“If we close our eyes and ears, if we remain inert to the reality of human trafficking, we will be accomplices.”
Pope Francis
July 30, World Day Against Trafficking in Persons, is the date set by the United Nations to raise awareness of the situation of victims of human trafficking and to promote and protect their rights.
Human trafficking has already surpassed arms trafficking in terms of its impact and capacity for social harm, and has positioned itself as the second largest provider of economic resources for organized crime in the world. It is a crime that transcends borders, that mutates, adapts and spreads easily.
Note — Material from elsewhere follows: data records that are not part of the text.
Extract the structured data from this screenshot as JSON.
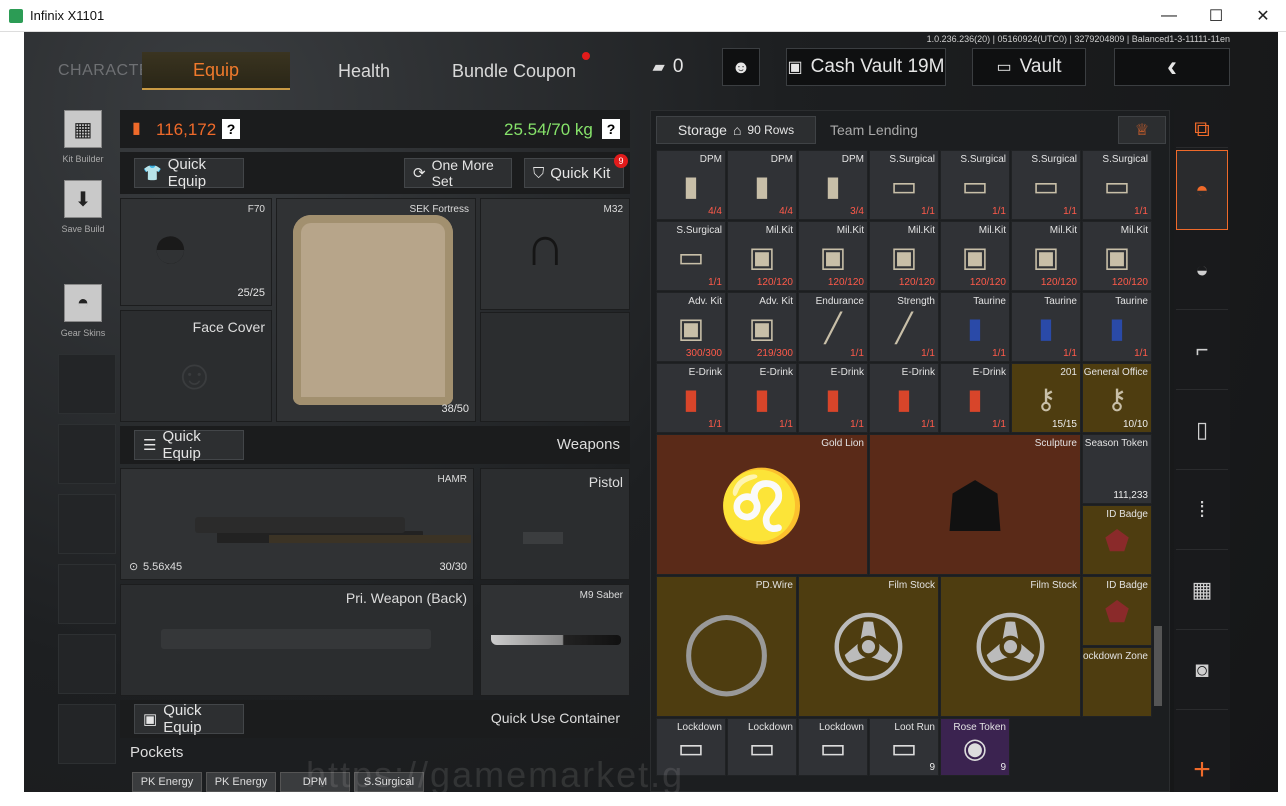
{
  "window": {
    "title": "Infinix X1101",
    "min": "—",
    "max": "☐",
    "close": "✕"
  },
  "version": "1.0.236.236(20) | 05160924(UTC0) | 3279204809 | Balanced1-3-11111-11en",
  "nav": {
    "character": "CHARACTER",
    "tabs": [
      "Equip",
      "Health",
      "Bundle Coupon"
    ],
    "cash_count": "0",
    "cash_vault": "Cash Vault 19M",
    "vault": "Vault"
  },
  "sidebar": {
    "kit_builder": "Kit Builder",
    "save_build": "Save Build",
    "gear_skins": "Gear Skins"
  },
  "loadout": {
    "value": "116,172",
    "weight": "25.54/70 kg",
    "quick_equip": "Quick Equip",
    "one_more_set": "One More Set",
    "quick_kit": "Quick Kit",
    "quick_kit_badge": "9",
    "helmet_name": "F70",
    "helmet_dur": "25/25",
    "armor_name": "SEK Fortress",
    "armor_dur": "38/50",
    "headset_name": "M32",
    "face_cover": "Face Cover",
    "weapons_quick": "Quick Equip",
    "weapons": "Weapons",
    "primary_name": "HAMR",
    "primary_ammo": "5.56x45",
    "primary_count": "30/30",
    "pistol": "Pistol",
    "pri_back": "Pri. Weapon (Back)",
    "melee": "M9 Saber",
    "container_quick": "Quick Equip",
    "quick_use": "Quick Use Container",
    "pockets": "Pockets",
    "pocket_items": [
      "PK Energy",
      "PK Energy",
      "DPM",
      "S.Surgical"
    ]
  },
  "storage": {
    "tab": "Storage",
    "rows": "90 Rows",
    "team_lending": "Team Lending",
    "cells": [
      {
        "n": "DPM",
        "c": "4/4",
        "r": 0,
        "col": 0
      },
      {
        "n": "DPM",
        "c": "4/4",
        "r": 0,
        "col": 1
      },
      {
        "n": "DPM",
        "c": "3/4",
        "r": 0,
        "col": 2
      },
      {
        "n": "S.Surgical",
        "c": "1/1",
        "r": 0,
        "col": 3
      },
      {
        "n": "S.Surgical",
        "c": "1/1",
        "r": 0,
        "col": 4
      },
      {
        "n": "S.Surgical",
        "c": "1/1",
        "r": 0,
        "col": 5
      },
      {
        "n": "S.Surgical",
        "c": "1/1",
        "r": 0,
        "col": 6
      },
      {
        "n": "S.Surgical",
        "c": "1/1",
        "r": 1,
        "col": 0
      },
      {
        "n": "Mil.Kit",
        "c": "120/120",
        "r": 1,
        "col": 1
      },
      {
        "n": "Mil.Kit",
        "c": "120/120",
        "r": 1,
        "col": 2
      },
      {
        "n": "Mil.Kit",
        "c": "120/120",
        "r": 1,
        "col": 3
      },
      {
        "n": "Mil.Kit",
        "c": "120/120",
        "r": 1,
        "col": 4
      },
      {
        "n": "Mil.Kit",
        "c": "120/120",
        "r": 1,
        "col": 5
      },
      {
        "n": "Mil.Kit",
        "c": "120/120",
        "r": 1,
        "col": 6
      },
      {
        "n": "Adv. Kit",
        "c": "300/300",
        "r": 2,
        "col": 0
      },
      {
        "n": "Adv. Kit",
        "c": "219/300",
        "r": 2,
        "col": 1
      },
      {
        "n": "Endurance",
        "c": "1/1",
        "r": 2,
        "col": 2
      },
      {
        "n": "Strength",
        "c": "1/1",
        "r": 2,
        "col": 3
      },
      {
        "n": "Taurine",
        "c": "1/1",
        "r": 2,
        "col": 4
      },
      {
        "n": "Taurine",
        "c": "1/1",
        "r": 2,
        "col": 5
      },
      {
        "n": "Taurine",
        "c": "1/1",
        "r": 2,
        "col": 6
      },
      {
        "n": "E-Drink",
        "c": "1/1",
        "r": 3,
        "col": 0
      },
      {
        "n": "E-Drink",
        "c": "1/1",
        "r": 3,
        "col": 1
      },
      {
        "n": "E-Drink",
        "c": "1/1",
        "r": 3,
        "col": 2
      },
      {
        "n": "E-Drink",
        "c": "1/1",
        "r": 3,
        "col": 3
      },
      {
        "n": "E-Drink",
        "c": "1/1",
        "r": 3,
        "col": 4
      },
      {
        "n": "201",
        "c": "15/15",
        "r": 3,
        "col": 5
      },
      {
        "n": "General Office",
        "c": "10/10",
        "r": 3,
        "col": 6
      }
    ],
    "gold_lion": "Gold Lion",
    "sculpture": "Sculpture",
    "season_token": "Season Token",
    "season_count": "111,233",
    "id_badge": "ID Badge",
    "pd_wire": "PD.Wire",
    "film_stock": "Film Stock",
    "lockdown_zone": "Lockdown Zone",
    "bottom": [
      {
        "n": "Lockdown",
        "c": ""
      },
      {
        "n": "Lockdown",
        "c": ""
      },
      {
        "n": "Lockdown",
        "c": ""
      },
      {
        "n": "Loot Run",
        "c": "9"
      },
      {
        "n": "Rose Token",
        "c": "9"
      }
    ]
  },
  "watermark": "https://gamemarket.g"
}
To mobilize world public opinion against this scourge, the United Nations Office on Drugs and Crime (UNODC) has launched the Blue Heart campaign. The campaign is open to anyone who wants to participate and wear the BLUE HEART as a symbol of their support for the fight against human trafficking. This year 2024 has as its motto: “We can leave no child behind in the fight against human trafficking.”
After the COVID-19 pandemic, there have been substantial changes in the dynamics of the crime and it is necessary to recognize them in order to improve the fight against this form of serious human rights violation.
- Changes in the ways in which they are captured. The forms of recruitment that operate through the virtual world, social networks and online games have gained ground.
- Changes in the forms of exploitation. Sexual exploitation today is also carried out through online platforms, such as OnlyFans or similar, which are new forms of sexual exploitation that increasingly attract teenagers and young women; they develop the same patterns of prostitution and pornography, reproducing sexual violence towards women, with the “most atrocious” forms of male domination.
- Setbacks in confrontation policies, due to the weakening of States and the strengthening of market plundering strategies that have generated an increase in the material and subjective conditions necessary for the increase of human trafficking for different exploitation purposes and a weakening of public policies and of the possibilities for civil society action to successfully confront the fight against human trafficking.
In Peru, our Congregation is seriously committed to the fight against this scourge, which undermines the deepest part of the social fabric and so affects the victims who suffer from it that many great efforts are required to guarantee the survival of those affected by this cruel crime.
The Congregation is part of the -Kawsay Network-, Permanent Commission of CONFER (Conference of Religious of Peru) and it is through it, in a network of networks with CLAR, Talitha Kum International, Observa la Trata, Red Clamor and other national and international organizations, that we are generating different spaces to confront this crude reality.
As Kawsay Network we work in 4 areas: Prevention-Awareness-raising-Training, Advocacy, Accompaniment and Care for victims and survivors. As Sisters, we are directly involved in the dimensions of prevention, awareness-raising, training and advocacy, and occasionally support the accompaniment and care of victims and survivors.
In the jungle, in the villages and riverside towns of the Middle Ucayali, where we carry out our mission of pastoral-social accompaniment, we work permanently with the inhabitants and especially with the students of the schools and educational centers.
Traffickers do not sleep, that is why we do not let our guard down in the face of this scourge that steals dreams and destroys lives.
With all those who fight for dignity we say: STOP HUMAN TRAFFICKING!